I didn’t agree then, and I’m not sure I agree now.
I’ve spent years understanding how people move. How they respond. Where they bend and where they don’t. She doesn’t fit into any of it. Or at least she didn’t.
I exhale slowly, dragging my attention back to something that makes sense. She works here. She has a routine. She chose Gild. She chose this version of herself. And she chose to ask me to meet her.
That last part lingers. Not because I don’t understand it.
Because I do. Better than I should. It just isn’t how this usually works.
I’m usually the one making the choices. I step back, creating distance from the painting, from the space, from the exact point where everything shifted without asking for my permission.

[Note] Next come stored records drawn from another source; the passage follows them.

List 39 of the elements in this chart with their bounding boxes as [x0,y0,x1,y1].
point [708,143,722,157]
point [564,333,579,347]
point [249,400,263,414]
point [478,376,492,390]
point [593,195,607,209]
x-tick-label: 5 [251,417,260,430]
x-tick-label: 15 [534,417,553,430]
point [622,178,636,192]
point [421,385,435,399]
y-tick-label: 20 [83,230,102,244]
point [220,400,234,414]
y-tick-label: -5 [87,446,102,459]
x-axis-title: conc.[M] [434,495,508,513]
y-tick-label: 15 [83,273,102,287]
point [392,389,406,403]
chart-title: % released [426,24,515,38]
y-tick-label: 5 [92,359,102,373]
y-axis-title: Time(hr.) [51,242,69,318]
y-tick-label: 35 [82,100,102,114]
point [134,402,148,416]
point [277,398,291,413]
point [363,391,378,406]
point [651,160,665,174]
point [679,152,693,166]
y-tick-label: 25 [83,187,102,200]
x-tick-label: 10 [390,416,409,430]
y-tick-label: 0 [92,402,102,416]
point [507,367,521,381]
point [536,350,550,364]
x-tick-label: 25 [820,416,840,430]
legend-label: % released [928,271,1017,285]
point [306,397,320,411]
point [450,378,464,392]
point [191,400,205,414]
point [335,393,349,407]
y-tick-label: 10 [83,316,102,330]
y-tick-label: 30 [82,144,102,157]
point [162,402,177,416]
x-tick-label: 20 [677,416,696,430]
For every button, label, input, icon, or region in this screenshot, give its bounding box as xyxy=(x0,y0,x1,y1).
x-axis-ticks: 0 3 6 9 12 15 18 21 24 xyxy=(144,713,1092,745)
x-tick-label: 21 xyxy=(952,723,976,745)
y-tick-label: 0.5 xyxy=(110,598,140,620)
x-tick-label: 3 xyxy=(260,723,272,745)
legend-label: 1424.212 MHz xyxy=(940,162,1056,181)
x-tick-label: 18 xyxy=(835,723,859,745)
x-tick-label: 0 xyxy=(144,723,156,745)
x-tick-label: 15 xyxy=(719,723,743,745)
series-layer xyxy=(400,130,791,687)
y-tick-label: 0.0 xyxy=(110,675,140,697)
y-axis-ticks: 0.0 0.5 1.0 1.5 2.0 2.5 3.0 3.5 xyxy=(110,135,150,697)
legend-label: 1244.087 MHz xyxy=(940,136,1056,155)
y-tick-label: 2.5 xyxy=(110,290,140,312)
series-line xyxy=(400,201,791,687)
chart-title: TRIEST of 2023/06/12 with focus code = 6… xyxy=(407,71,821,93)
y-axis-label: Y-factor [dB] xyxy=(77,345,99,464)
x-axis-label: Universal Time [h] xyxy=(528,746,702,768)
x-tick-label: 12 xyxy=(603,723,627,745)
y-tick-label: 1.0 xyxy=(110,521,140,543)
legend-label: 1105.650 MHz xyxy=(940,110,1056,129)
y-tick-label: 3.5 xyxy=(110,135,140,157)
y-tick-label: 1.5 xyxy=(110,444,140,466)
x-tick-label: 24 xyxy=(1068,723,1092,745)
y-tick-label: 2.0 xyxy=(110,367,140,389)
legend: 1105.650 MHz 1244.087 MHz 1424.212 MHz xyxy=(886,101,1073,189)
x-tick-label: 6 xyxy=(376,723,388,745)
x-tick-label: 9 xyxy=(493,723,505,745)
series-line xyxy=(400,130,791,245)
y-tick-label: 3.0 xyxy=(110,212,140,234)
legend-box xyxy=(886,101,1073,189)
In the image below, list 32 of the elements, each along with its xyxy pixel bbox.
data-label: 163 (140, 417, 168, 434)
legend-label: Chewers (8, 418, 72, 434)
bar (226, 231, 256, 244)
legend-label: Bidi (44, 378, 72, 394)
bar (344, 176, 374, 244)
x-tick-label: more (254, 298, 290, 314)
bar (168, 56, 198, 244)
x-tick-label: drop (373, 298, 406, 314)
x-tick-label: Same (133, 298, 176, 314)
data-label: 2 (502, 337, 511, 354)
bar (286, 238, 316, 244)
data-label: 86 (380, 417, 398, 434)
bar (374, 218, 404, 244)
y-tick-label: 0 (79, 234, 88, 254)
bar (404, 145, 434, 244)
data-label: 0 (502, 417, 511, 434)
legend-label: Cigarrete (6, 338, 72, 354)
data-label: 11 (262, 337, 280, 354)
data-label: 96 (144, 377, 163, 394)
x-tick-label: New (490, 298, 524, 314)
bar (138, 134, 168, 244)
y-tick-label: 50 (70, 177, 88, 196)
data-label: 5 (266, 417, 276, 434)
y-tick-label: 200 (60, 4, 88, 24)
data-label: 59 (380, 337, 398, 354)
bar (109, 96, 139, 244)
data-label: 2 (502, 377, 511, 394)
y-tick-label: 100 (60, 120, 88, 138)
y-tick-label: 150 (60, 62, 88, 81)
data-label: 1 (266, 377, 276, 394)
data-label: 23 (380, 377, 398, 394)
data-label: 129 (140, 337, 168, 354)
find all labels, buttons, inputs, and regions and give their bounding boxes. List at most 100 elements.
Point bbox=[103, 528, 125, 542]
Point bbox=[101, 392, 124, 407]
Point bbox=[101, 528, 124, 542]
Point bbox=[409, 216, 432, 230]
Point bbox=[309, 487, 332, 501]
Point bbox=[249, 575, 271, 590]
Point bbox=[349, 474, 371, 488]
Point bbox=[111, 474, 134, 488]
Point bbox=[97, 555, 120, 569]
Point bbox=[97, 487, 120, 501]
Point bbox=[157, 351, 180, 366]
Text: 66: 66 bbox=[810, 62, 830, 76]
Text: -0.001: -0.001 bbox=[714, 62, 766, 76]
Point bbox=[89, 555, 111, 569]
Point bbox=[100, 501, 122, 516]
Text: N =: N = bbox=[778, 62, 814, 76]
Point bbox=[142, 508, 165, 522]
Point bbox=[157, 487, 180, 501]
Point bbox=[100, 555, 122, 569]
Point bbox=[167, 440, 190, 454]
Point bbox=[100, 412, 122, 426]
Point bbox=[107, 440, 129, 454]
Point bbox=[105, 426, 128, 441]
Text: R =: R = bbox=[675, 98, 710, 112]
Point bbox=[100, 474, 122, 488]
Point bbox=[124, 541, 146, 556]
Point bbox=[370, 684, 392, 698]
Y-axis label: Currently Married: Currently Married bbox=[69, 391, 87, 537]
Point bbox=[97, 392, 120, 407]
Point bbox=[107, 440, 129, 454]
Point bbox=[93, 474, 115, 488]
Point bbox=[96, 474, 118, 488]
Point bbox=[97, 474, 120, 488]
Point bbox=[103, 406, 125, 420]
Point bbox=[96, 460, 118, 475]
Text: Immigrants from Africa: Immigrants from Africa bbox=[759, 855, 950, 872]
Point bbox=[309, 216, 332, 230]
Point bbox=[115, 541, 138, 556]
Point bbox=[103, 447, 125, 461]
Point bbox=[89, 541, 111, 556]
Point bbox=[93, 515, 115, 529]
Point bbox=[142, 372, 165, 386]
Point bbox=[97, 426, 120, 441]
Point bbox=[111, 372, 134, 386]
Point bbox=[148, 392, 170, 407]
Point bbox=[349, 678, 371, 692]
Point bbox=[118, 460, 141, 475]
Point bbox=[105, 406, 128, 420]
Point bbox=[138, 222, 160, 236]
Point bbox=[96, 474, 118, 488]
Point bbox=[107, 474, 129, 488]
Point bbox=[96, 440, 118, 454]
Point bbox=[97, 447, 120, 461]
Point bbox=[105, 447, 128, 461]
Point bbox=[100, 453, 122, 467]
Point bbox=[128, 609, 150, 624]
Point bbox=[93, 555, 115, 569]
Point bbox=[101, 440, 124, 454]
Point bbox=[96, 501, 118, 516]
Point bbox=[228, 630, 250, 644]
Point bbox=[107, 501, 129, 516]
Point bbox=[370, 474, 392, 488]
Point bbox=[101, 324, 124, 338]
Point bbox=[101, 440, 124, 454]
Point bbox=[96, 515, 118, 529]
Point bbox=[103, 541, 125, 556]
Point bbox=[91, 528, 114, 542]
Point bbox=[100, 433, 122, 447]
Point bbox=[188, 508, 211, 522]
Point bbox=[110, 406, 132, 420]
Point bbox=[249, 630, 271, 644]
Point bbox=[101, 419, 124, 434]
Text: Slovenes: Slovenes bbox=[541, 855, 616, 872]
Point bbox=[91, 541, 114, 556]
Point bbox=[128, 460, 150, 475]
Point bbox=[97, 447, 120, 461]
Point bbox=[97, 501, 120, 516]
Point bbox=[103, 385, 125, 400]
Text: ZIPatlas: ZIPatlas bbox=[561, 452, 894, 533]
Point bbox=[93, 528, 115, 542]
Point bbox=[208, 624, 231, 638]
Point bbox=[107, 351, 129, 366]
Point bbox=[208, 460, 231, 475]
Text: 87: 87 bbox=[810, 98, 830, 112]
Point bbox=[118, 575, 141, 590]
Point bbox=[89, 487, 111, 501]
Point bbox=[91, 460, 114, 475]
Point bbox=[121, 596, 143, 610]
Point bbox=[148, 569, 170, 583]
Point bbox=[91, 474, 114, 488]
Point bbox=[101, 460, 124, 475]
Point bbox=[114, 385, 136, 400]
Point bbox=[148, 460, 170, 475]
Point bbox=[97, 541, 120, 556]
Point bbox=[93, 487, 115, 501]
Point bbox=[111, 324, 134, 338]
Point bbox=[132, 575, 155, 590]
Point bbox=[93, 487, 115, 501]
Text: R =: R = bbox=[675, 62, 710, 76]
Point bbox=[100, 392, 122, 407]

Thursday. Three days. Too long. Not because I don’t have things to fill the time. I do. The studio. Recording with the band. Running. The routines that keep everything where it belongs.
But none of them are going to answer the questions I still have.
None of them are going to explain how she walked into a private room at the club without hesitation.
Or how she stood next to me just now like nothing between us had ever existed before.
Or why she didn’t feel the need to explain any of it.
I turn, moving through the gallery at a measured pace, aware of the way my focus has narrowed into something sharper than it was when I walked in.
She set the terms. The day. The time. And I agreed.
For now. But three days is a long time to wait without understanding what I’m walking into.
And I don’t walk into anything unprepared.